Christina Sommers, PhD
Dr. Sommers is a resident scholar at the American Enterprise Institute in Washington DC. Before joining the institute, she was a professor of Philosophy at Clark University where she specialized in moral theory. Her academic articles have appeared in publications such as the Journal of Philosophy and the New England Journal of Medicine, The Wall Street Journal, The New York Times, The Washington Post, The New Republic, The Weekly Standard, The Atlantic, and The American. Dr. Sommers is the editor of Vice and Virtue in Everyday Life, still a leading college ethics textbook, and she is the author of two well-known books, Who Stole Feminism? and The War Against Boys. The latter, The New York Times Notable Book of the Year for 2000. Her most recent book, co-authored with the institute colleague Sally Satel, is One Nation Under Therapy.
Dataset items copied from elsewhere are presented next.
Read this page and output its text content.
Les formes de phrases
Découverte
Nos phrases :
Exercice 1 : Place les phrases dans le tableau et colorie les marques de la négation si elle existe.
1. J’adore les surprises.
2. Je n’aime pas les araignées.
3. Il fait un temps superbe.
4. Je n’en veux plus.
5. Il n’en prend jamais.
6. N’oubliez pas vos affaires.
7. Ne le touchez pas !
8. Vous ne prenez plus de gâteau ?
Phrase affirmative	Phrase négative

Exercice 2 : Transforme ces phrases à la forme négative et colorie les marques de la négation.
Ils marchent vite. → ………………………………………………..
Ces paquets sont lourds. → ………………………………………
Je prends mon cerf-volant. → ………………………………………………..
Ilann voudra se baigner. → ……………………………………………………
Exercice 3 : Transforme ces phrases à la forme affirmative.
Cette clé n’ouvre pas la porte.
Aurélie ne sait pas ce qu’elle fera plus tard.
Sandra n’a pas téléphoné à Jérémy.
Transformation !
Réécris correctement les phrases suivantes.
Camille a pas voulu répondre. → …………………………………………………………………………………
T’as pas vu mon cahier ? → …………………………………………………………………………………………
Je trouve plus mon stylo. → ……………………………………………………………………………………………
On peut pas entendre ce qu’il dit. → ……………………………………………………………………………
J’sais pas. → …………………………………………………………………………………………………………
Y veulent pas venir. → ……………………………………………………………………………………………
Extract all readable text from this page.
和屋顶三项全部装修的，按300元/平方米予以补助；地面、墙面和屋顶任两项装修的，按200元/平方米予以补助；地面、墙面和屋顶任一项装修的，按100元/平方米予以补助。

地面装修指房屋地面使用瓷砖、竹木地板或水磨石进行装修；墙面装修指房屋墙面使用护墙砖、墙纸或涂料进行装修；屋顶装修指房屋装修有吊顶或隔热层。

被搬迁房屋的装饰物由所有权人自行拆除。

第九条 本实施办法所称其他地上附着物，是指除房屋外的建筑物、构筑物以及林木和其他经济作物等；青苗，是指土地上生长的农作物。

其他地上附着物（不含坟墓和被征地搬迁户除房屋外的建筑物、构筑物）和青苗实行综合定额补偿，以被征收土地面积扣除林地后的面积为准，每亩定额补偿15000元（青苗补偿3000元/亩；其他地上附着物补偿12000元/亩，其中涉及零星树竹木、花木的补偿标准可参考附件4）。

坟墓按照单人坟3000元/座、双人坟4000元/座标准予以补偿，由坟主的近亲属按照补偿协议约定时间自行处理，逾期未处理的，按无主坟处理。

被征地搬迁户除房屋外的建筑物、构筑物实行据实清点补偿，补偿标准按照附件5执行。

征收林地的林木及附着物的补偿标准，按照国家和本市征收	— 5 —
She has lectured and taken part in debates at more than 100 college campuses.
Lionel Tiger, PhD
Lionel Tiger was Charles Darwin Professor of Anthropology at Rutgers University where he was on faculty for 40 years. His first book was Men in Groups in 1969 and a more recent one on the gender issue is The Decline of Males (2000). He speaks and publishes widely on sociosexual topics and has over decades been an advisor and commentator on related matters.
Peg Tyre
Journalist and writer Peg Tyre is a prize-winning investigative reporter and the author of the widely praised book The Trouble With Boys: A Surprising Report Card on Our Sons, Their Problems at School and What Parents & Educators Must Do (Crown 2008) which became a New York Times best seller and won the prestigious Books For A Better Life award in 2009. Tyre spent two decades in journalism, writing for Newsweek, the New York Times, Oprah Magazine and the Columbia Journalism Review. She spent three years as an on-air correspondent for CNN. She was part of a group of reporters who won a Pulitzer Prize. She was twice nominated for a National Magazine Award (the magazine industry equivalent of the Pulitzer Prize) received two Clarion Awards as well as sharing the Overseas Press Club Ed Cunningham Prize for magazine feature writing. She was also honored by the Education Writers Association. She has discussed her stories on The Today Show, Good Morning America, Fox & Friends, Anderson Cooper and NPR. She has lectured at Harvard, Yale, Columbia and Emory and the Googleplex in Mountain View, California. She has given the keynote address at national education events and spoken at corporate conferences. She is frequently asked to conduct teacher training at public and private schools around the nation. Currently, she is a Spencer Research Fellow at the Columbia University Graduate School of Journalism and is at work on another book. She lives in Brooklyn, New York with her husband, novelist and television writer Peter Blauner and their two sons.
Katherine Young, PhD
Dr. Katherine Young is James McGill Professor in the Faculty of Religious Studies at McGill University. Professor Young's areas of expertise are Eastern religions and gender.